E estava mesmo sendo. Mesmo que sua presença misteriosa causasse calafrios desde os meus pés ao ultimo fio de cabelo. Lançou-me um olhar familiarizado, como se não fosse à primeira vez que nos encontrávamos. Sorriu sorrateiro e de forma presunçosa, sem duvida era uma das raposas mais espertas, acostumadas a ter o que queria. Blake pigarreou e nos indicou os assentos, três poltronas voltadas uma para outra formando uma pequena sala de estar, logo ao lado uma estupenda mesa de carvalho que se estendia por quase toda extremidade da sala:

— Bom, já que estamos todos aqui podemos discutir os preços pelo diário de família. — Começou Blake — O diário de Jaqueline tem mais de 400 anos, foi passado de geração em geração e devo dizer que está em excelente estado de conservação Sr.Thorn.

—Soube que doaria o diário para um museu de história, Srta. Horn — Voltou-se para mim. Seus olhos se estreitaram suspeitos, me sentia uma peça falsa entregue a um especialista, acabando completamente com o meu intuito de ficar calada.

—Era minha primeira opção Sr.Thorn.
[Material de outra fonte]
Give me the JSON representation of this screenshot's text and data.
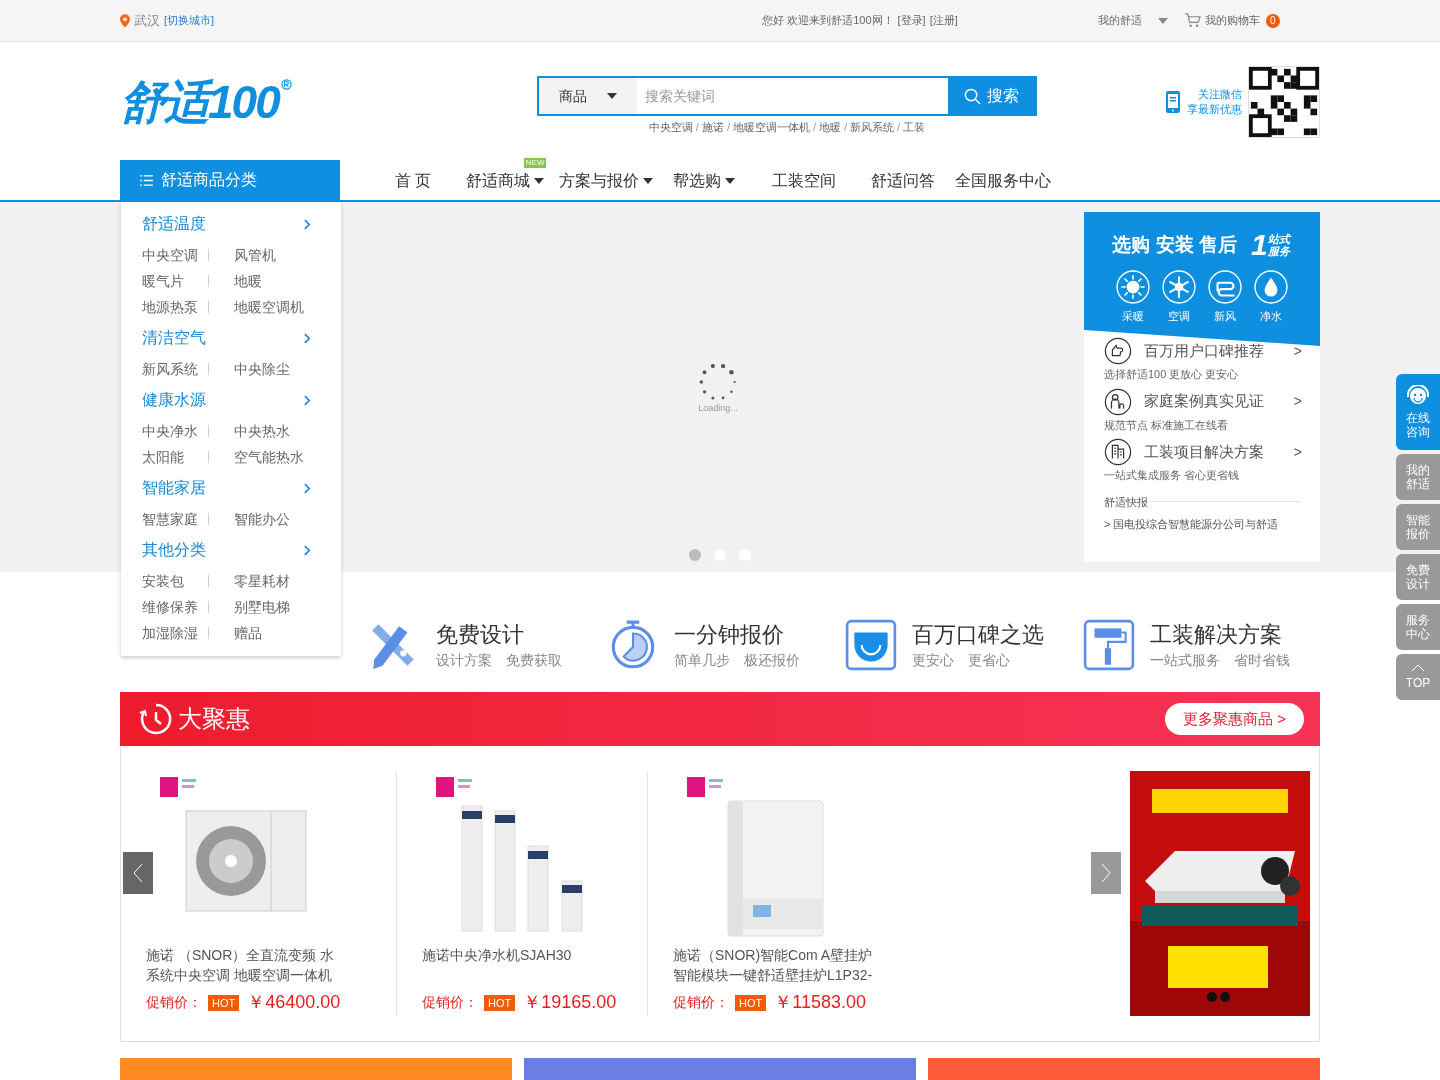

Não acho que algo tão magnífico devesse ficar escondido na sala de um colecionador. Não concorda?— O encarei da mesma forma, que pareceu incomodado. Voltando seus sentidos para Blake começaram a discutir os preços, o estado do artefato e as formas de pagamento. De vez ou outra me olhava de relance, apenas para avisar de que estava ciente de minha presença.

— É um colecionador muito jovem — Afirmei. Ele e Blake me olharam surpresos. Não esboçou nenhuma reação, permaneceu com o semblante neutro que o caracterizava, sombrio.

—Não acha que é a única a permanecer com as tradições da família não é mesmo senhorita Lilian?

—Talvez devêssemos assinar o contrato e dar baixa na compra — Interveio Blake, como sempre tentando apaziguar a situação, estendendo a bandeira branca.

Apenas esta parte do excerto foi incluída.